IF a triangle is smaller than a pixel, then it is meaningless, the subpixel triangles need to be rounded up to generate a single pixel. You can only display pixels and at 4k there are about 8 million pixels. With good enough level of detail the geometry is infinite as you cannot display more triangles than there are pixels.
This is probably right for games, but in offline rendering / CG it's definitely not true. there's a noticable quality difference between geometry that's got a similar density to the screen pixel count and super dense geometry with good AA. You have to account for cameras moving, so it's a weird metric to judge anything by anyway - and in features that are screenspace, there's a noticeable step up in displacement quality when you drop to sub pixel triangles and let the AA handle resolving the details.
I feel like it's kind of missing the point to compare games to CG a lot of the time. Especially now, most of games looking photorealistic isnt down to the level of detail added - it's all down to human art direction and decision making.
A lot of those artistic decisions and understanding of how to make things look good translates between CG and games too, back in 2005 a ton of CG movies looked like dogshit (dreamworks) because even though they had raytracing available, the artists didnt push to raise the ceiling beyond a certain point.
This is a great read for anyone interested in lighting and creative decisions. it applies to everything - CG, games, film and photography.
https://chrisbrejon.com/cg-cinematography/chapter-6-lighting-principles/
These kinds of creative decisions have only been developed and documented in the last 20-30 years. Film was doing it decades before, but for a long time in CG it just didn't occur to people to use the same principles. It all seems quite obvious and silly to think that nobody was even trying but it's kind of like the 6 minute mile.

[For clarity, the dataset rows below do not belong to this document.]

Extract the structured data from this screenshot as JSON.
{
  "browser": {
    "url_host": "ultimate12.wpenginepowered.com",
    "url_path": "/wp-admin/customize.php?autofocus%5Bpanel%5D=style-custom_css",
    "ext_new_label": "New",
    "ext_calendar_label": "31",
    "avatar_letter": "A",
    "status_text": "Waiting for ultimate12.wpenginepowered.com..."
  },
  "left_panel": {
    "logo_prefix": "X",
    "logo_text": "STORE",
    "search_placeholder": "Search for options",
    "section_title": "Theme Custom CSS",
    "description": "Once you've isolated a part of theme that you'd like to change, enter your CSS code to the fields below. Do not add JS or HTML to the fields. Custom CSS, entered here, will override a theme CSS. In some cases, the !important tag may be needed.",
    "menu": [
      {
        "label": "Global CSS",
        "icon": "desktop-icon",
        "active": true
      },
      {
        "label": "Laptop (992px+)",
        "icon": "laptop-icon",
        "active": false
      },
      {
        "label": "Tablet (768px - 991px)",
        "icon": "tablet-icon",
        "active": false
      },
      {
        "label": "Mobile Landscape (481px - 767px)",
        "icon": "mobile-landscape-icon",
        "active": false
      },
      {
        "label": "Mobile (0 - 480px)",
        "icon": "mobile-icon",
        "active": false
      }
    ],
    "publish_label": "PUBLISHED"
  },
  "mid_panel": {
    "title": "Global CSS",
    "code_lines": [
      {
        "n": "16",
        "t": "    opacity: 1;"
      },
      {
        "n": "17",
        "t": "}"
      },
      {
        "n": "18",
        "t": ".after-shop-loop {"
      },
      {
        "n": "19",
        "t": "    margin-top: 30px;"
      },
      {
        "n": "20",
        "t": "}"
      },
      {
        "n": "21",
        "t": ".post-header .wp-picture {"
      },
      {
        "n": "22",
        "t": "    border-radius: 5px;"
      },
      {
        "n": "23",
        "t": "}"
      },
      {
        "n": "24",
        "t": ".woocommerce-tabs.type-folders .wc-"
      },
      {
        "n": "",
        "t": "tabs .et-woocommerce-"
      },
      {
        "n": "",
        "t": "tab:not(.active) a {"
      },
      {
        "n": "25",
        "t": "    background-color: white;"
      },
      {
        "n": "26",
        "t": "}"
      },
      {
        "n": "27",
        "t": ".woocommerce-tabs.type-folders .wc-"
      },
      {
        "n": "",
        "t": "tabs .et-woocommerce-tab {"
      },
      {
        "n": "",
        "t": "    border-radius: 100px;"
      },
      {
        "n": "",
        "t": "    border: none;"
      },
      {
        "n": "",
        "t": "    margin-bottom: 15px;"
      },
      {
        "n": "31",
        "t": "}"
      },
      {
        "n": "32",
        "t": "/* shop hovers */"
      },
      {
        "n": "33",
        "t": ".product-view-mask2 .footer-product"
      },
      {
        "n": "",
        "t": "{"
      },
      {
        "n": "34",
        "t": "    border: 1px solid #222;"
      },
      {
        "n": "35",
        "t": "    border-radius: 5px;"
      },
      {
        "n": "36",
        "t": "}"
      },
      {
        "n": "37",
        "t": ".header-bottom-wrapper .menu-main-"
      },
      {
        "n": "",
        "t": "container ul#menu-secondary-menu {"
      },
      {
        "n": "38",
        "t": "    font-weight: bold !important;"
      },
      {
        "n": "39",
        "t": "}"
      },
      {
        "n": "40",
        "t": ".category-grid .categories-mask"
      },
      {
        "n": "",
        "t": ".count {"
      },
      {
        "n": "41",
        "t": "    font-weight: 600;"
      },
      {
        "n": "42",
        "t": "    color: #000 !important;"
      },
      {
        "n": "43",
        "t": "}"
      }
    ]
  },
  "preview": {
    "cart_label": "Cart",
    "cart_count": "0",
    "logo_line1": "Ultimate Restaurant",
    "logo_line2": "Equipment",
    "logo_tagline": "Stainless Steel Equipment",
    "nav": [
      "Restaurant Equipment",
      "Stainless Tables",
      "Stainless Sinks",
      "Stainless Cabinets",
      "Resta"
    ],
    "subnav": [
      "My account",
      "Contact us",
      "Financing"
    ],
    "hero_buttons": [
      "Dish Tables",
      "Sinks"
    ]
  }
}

You can really tell which games are starting to apply these ideas, it's very recent, but we're looking at the gap between the aesthetics of a game and rendered CG being on the same kind of playing field. CG can always go further more easily because the director controls the camera at all moments. It'll always have more detail. but step back from the screen, avoid triangle counting and take in the overall impression of a scene and we're getting pretty fucking close.

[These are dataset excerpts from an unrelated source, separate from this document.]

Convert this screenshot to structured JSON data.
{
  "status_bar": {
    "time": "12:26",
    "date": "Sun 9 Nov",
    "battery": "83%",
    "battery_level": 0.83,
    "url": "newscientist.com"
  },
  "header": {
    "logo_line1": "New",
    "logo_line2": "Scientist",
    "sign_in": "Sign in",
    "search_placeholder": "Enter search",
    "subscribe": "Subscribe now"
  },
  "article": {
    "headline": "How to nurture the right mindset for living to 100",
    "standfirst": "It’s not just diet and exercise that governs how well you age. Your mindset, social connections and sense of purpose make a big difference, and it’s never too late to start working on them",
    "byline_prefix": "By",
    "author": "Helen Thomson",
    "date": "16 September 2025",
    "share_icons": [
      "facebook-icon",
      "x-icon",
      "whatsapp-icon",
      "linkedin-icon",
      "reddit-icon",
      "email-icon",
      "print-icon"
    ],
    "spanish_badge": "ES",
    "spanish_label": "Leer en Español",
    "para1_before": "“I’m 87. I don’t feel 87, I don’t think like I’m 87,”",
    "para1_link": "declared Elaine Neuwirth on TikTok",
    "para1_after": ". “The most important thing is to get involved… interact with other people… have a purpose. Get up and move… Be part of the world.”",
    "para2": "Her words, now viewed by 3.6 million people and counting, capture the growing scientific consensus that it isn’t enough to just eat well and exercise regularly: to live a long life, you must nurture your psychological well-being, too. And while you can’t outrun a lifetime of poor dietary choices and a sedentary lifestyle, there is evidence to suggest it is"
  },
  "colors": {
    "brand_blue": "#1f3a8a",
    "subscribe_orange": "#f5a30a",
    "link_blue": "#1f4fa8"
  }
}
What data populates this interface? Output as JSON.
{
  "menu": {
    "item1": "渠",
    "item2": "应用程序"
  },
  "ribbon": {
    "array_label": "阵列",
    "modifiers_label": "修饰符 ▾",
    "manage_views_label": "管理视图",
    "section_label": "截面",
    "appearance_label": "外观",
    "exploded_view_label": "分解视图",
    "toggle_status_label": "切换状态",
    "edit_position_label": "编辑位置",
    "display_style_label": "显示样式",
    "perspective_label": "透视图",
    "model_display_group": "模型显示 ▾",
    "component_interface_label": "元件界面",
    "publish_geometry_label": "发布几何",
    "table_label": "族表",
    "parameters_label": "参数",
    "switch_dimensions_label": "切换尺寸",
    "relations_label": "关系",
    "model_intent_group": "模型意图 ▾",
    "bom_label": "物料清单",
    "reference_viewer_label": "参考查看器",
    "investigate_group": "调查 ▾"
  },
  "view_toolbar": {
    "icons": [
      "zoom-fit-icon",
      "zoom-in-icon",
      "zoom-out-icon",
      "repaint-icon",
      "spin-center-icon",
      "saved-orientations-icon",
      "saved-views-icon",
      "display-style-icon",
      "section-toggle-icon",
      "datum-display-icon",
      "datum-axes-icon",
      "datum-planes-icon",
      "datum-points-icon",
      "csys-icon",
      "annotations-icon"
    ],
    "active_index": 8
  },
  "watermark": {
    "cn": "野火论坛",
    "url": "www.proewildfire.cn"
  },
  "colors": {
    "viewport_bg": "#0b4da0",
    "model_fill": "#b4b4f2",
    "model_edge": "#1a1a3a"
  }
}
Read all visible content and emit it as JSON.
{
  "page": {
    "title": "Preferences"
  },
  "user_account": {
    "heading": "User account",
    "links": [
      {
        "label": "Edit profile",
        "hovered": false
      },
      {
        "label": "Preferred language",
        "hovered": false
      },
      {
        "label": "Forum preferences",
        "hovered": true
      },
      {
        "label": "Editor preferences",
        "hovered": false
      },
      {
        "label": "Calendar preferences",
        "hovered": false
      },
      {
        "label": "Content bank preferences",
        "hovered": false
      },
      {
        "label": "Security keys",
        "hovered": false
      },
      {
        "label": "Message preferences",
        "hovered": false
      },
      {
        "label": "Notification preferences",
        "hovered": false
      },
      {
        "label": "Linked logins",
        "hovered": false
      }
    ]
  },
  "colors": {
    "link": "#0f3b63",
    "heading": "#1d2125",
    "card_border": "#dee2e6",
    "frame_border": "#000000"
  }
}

This is the first generation where that's actually possible, and games aren't really being held back on basic things like low light counts, extremely slow atmospheric effects or tight poly limits.
That's a very long-winded way to say, in reading this thread it's pretty clear to me that some of you are looking at aesthetic and creative choices, and some others are trying to compare pure poly count against that as if the detail is what suddenly makes something look good. it's 2 totally separate conversations.
The advent children vs ff7r debate - aesthetically, ff7r blows it out of the water. the decisions about how to use light to highlight objects, fog to layer things, digital color theory etc is all way more advanced. advent children is absolutely pushing more detail, because everything in offline CG gets subdivided to hell. It's not using that detail as efficiently, that's a given. FF7r has texture issues. I could list 20 examples where one of the two does something 'better' than the other one.